Suzie Pun, a Washington Research Foundation Professor of Bioengineering at University of Washington, spoke about the technology known as VIPER at the TIDES oligonucleotide and peptides conference in May.
“The delivery of macromolecules starts with internalization, usually by some kind of endocytic mechanism into vesicles, which then require an escape step in order to reach the cytosol,” Pun said.
The escape step can be a major stumbling block, according to Pun, who cited a 2013 study that showed, in some cases, only a fraction of the material that enters a vesicle escapes into the cytosol.
“Even with this highly effective LNP formulation, the endosomal release efficiency is less than 2%. So we wanted to develop a material that could improve on endosomal release,” she said.
Adenovirus
The team working on VIPER took inspiration from viruses, specifically the adenovirus.
“Looking in the literature, what we found out is that adenovirus is really effective at escaping and that attribute is conferred by a protein called protein 6 … It’s a teardrop-shaped, tiny yellow dot that’s inside embedded in the protein nano capsule,” Pun said.
“And what you’ll see is that protein six is actually membrane lytic, but it is hidden inside the capsid. And then after the adenovirus is taken up inside the cell, the protein capsid undergoes a conformational change that then exposes this lytic protein.”
This mechanism shows how the adenovirus is internalized by cells without damaging the extracellular cell membrane before then disrupting the endosomal membrane.

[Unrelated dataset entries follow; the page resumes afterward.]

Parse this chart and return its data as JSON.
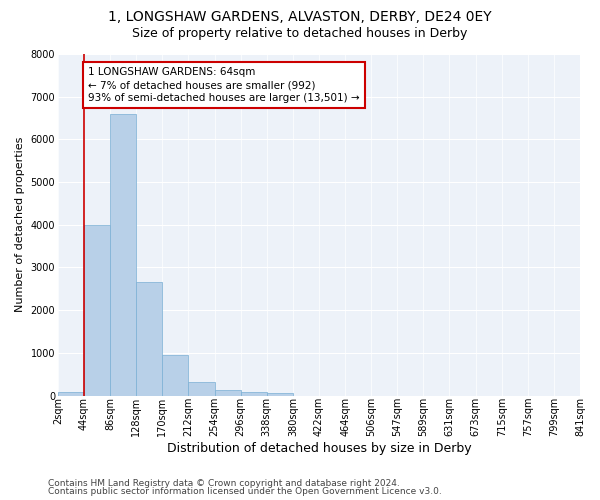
{
  "title": "1, LONGSHAW GARDENS, ALVASTON, DERBY, DE24 0EY",
  "subtitle": "Size of property relative to detached houses in Derby",
  "xlabel": "Distribution of detached houses by size in Derby",
  "ylabel": "Number of detached properties",
  "bar_values": [
    75,
    4000,
    6600,
    2650,
    950,
    320,
    130,
    90,
    60,
    0,
    0,
    0,
    0,
    0,
    0,
    0,
    0,
    0,
    0,
    0
  ],
  "bar_labels": [
    "2sqm",
    "44sqm",
    "86sqm",
    "128sqm",
    "170sqm",
    "212sqm",
    "254sqm",
    "296sqm",
    "338sqm",
    "380sqm",
    "422sqm",
    "464sqm",
    "506sqm",
    "547sqm",
    "589sqm",
    "631sqm",
    "673sqm",
    "715sqm",
    "757sqm",
    "799sqm",
    "841sqm"
  ],
  "bar_color": "#b8d0e8",
  "bar_edge_color": "#7aafd4",
  "vline_x_bar": 1,
  "vline_color": "#cc0000",
  "annotation_text": "1 LONGSHAW GARDENS: 64sqm\n← 7% of detached houses are smaller (992)\n93% of semi-detached houses are larger (13,501) →",
  "annotation_box_color": "#cc0000",
  "ylim": [
    0,
    8000
  ],
  "yticks": [
    0,
    1000,
    2000,
    3000,
    4000,
    5000,
    6000,
    7000,
    8000
  ],
  "footnote1": "Contains HM Land Registry data © Crown copyright and database right 2024.",
  "footnote2": "Contains public sector information licensed under the Open Government Licence v3.0.",
  "background_color": "#edf2f9",
  "grid_color": "#ffffff",
  "title_fontsize": 10,
  "subtitle_fontsize": 9,
  "xlabel_fontsize": 9,
  "ylabel_fontsize": 8,
  "tick_fontsize": 7,
  "annotation_fontsize": 7.5,
  "footnote_fontsize": 6.5
}
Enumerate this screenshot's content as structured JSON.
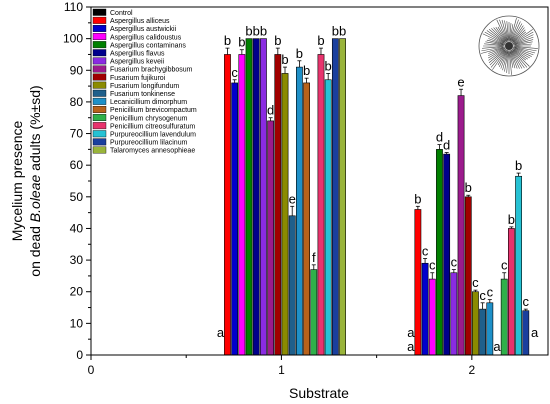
{
  "chart_data": {
    "type": "bar",
    "ylabel_line1": "Mycelium presence",
    "ylabel_line2_prefix": "on dead ",
    "ylabel_line2_italic": "B.oleae",
    "ylabel_line2_suffix": " adults (%±sd)",
    "xlabel": "Substrate",
    "xlim": [
      0,
      2.4
    ],
    "ylim": [
      0,
      110
    ],
    "xticks": [
      0,
      1,
      2
    ],
    "yticks": [
      0,
      10,
      20,
      30,
      40,
      50,
      60,
      70,
      80,
      90,
      100,
      110
    ],
    "legend_placement": "top-left",
    "grid": false,
    "control_labels": [
      {
        "x": 0.68,
        "text": "a"
      },
      {
        "x": 1.68,
        "text": "a"
      },
      {
        "x": 2.33,
        "text": "a"
      }
    ],
    "series": [
      {
        "name": "Control",
        "color": "#000000",
        "values": [
          null,
          0
        ],
        "err": [
          0,
          0
        ],
        "labels": [
          "",
          "a"
        ]
      },
      {
        "name": "Aspergillus alliceus",
        "color": "#ff0000",
        "values": [
          95,
          46
        ],
        "err": [
          2,
          1
        ],
        "labels": [
          "b",
          "b"
        ]
      },
      {
        "name": "Aspergillus austwickii",
        "color": "#0000cc",
        "values": [
          86,
          29
        ],
        "err": [
          1,
          1.5
        ],
        "labels": [
          "c",
          "c"
        ]
      },
      {
        "name": "Aspergillus calidoustus",
        "color": "#ff00ff",
        "values": [
          95,
          24
        ],
        "err": [
          1.5,
          2
        ],
        "labels": [
          "b",
          "c"
        ]
      },
      {
        "name": "Aspergillus contaminans",
        "color": "#008000",
        "values": [
          100,
          65
        ],
        "err": [
          0,
          1.5
        ],
        "labels": [
          "b",
          "d"
        ]
      },
      {
        "name": "Aspergillus flavus",
        "color": "#00008b",
        "values": [
          100,
          63.5
        ],
        "err": [
          0,
          0.5
        ],
        "labels": [
          "b",
          "d"
        ]
      },
      {
        "name": "Aspergillus keveii",
        "color": "#8a2be2",
        "values": [
          100,
          26
        ],
        "err": [
          0,
          1
        ],
        "labels": [
          "b",
          "c"
        ]
      },
      {
        "name": "Fusarium brachygibbosum",
        "color": "#9b1b8c",
        "values": [
          74,
          82
        ],
        "err": [
          1,
          2
        ],
        "labels": [
          "d",
          "e"
        ]
      },
      {
        "name": "Fusarium fujikuroi",
        "color": "#a00000",
        "values": [
          95,
          50
        ],
        "err": [
          2,
          0.5
        ],
        "labels": [
          "b",
          "b"
        ]
      },
      {
        "name": "Fusarium longifundum",
        "color": "#8b8b00",
        "values": [
          89,
          20
        ],
        "err": [
          2,
          0.5
        ],
        "labels": [
          "b",
          "c"
        ]
      },
      {
        "name": "Fusarium tonkinense",
        "color": "#1f5f8b",
        "values": [
          44,
          14.5
        ],
        "err": [
          3,
          2
        ],
        "labels": [
          "e",
          "c"
        ]
      },
      {
        "name": "Lecanicillium dimorphum",
        "color": "#1e90c8",
        "values": [
          91,
          16.5
        ],
        "err": [
          2,
          1
        ],
        "labels": [
          "b",
          "c"
        ]
      },
      {
        "name": "Penicillium brevicompactum",
        "color": "#b8621b",
        "values": [
          86,
          null
        ],
        "err": [
          1.5,
          0
        ],
        "labels": [
          "b",
          "a"
        ]
      },
      {
        "name": "Penicillium chrysogenum",
        "color": "#2fb04a",
        "values": [
          27,
          24
        ],
        "err": [
          1.5,
          2
        ],
        "labels": [
          "f",
          "c"
        ]
      },
      {
        "name": "Penicillium citreosulfuratum",
        "color": "#e8336d",
        "values": [
          95,
          40
        ],
        "err": [
          2,
          0.5
        ],
        "labels": [
          "b",
          "b"
        ]
      },
      {
        "name": "Purpureocillium lavendulum",
        "color": "#26c2d4",
        "values": [
          87,
          56.5
        ],
        "err": [
          2,
          1
        ],
        "labels": [
          "b",
          "b"
        ]
      },
      {
        "name": "Purpureocillium lilacinum",
        "color": "#1a3f9e",
        "values": [
          100,
          14
        ],
        "err": [
          0,
          0.5
        ],
        "labels": [
          "b",
          "c"
        ]
      },
      {
        "name": "Talaromyces annesophieae",
        "color": "#99b43a",
        "values": [
          100,
          null
        ],
        "err": [
          0,
          0
        ],
        "labels": [
          "b",
          ""
        ]
      }
    ]
  }
}
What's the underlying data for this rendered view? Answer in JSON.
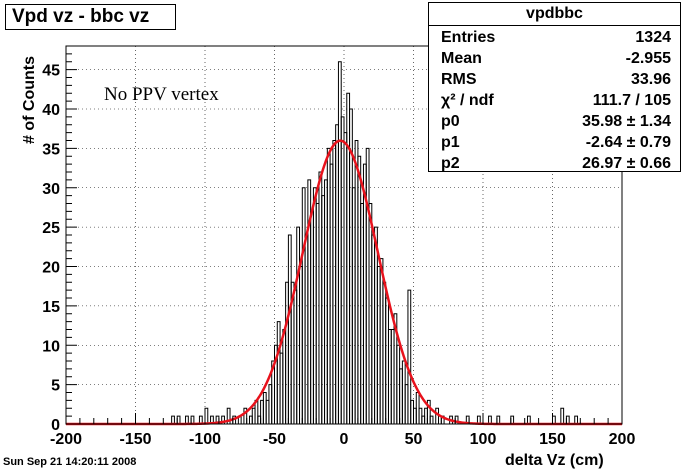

The VIPER technology is designed to mimic this process, according to Pun, who said, “This polymer is pH sensitive so that itself assembles into nanoparticles. And we have conjugated to the interior, a membrane lytic entity that is just like adenovirus hidden inside the particle.
“After it’s taken into the endosome, when the endosome acidifies, it triggers a transition of the polymers so that the assembly falls apart, exposes the lytic peptide and allows for endosomal release.”
The polymer works because it is highly sensitive to pH changes specifically when the pH changes to 6.4, which is the critical level for endosomal release.
Oligonucleotide delivery
VIPER has obvious application in oligonucleotide delivery, according to Pun, who shared details of how the team is using the technology in combination with peptides.
“The application that we’ve started off with is peptide antigens and, again, in this case we are making our hydrophilic portion either with PEG or with mannose for targeting dendritic cells.”
“By combining with mannose with the lytic peptide we are able to get a much higher antigen-specific T-cell response,” Pun said, adding “if we have our endosomal release agent can get around 3% of the T-cells in the spleen to be antigen specific versus our controls. If we add in an adjuvant, we get over 10%.”
The VIPER technology has also been used to deliver nucleic acids, according to Pun, who highlighted various in vitro trials the team has completed.
“So what we’ve seen is that VIPER works really well for almost all cultured cells, including stem cells. For example, we work a lot with urine derived stem cells, and we can see that viper transects those really well,” she said.
“We can do direct intra-tumoral injection, and we can see gene delivery there. We do delivery into the cerebral spinal fluid, and we can see gene expression in the brain. Olivia Merkel at LMU in Germany has formulated VIPER for pulmonary delivery, and she has been able to deliver siRNA through that route of administration.”
Shortcomings
The team has not achieved systemic delivery of nucleic acids using the polymer, according to Pun. “We can get a hundred percent mRNA delivery without any drop of serum, but once [serum is introduced and] nucleases are present, we get zero.
“And so VIPER does not protect mRNA well enough in its formulation probably because actually VIPER forms micelles first and then the micelles interact with the nucleic acids” Pun said.
T-cell delivery is another area in which the team encountered some disappointment.
“The other surprise to us was that VIPER works so well on almost all cell types … but it didn’t work on T-cells. So we went through a whole series of studies to try to figure out what was going on.
“And what it turned out to be is that T-cells, to our great surprise, do not acidify nearly as much as most other types of cells. And so if we measured the acidification of cultured and primary T-cells we saw that they actually never hit that 5.7 pH, which is our trigger for VIPER,” Pun said.
“So now we are designing polymers that trigger at a higher pH to see if we can correct that issue with T-cells.”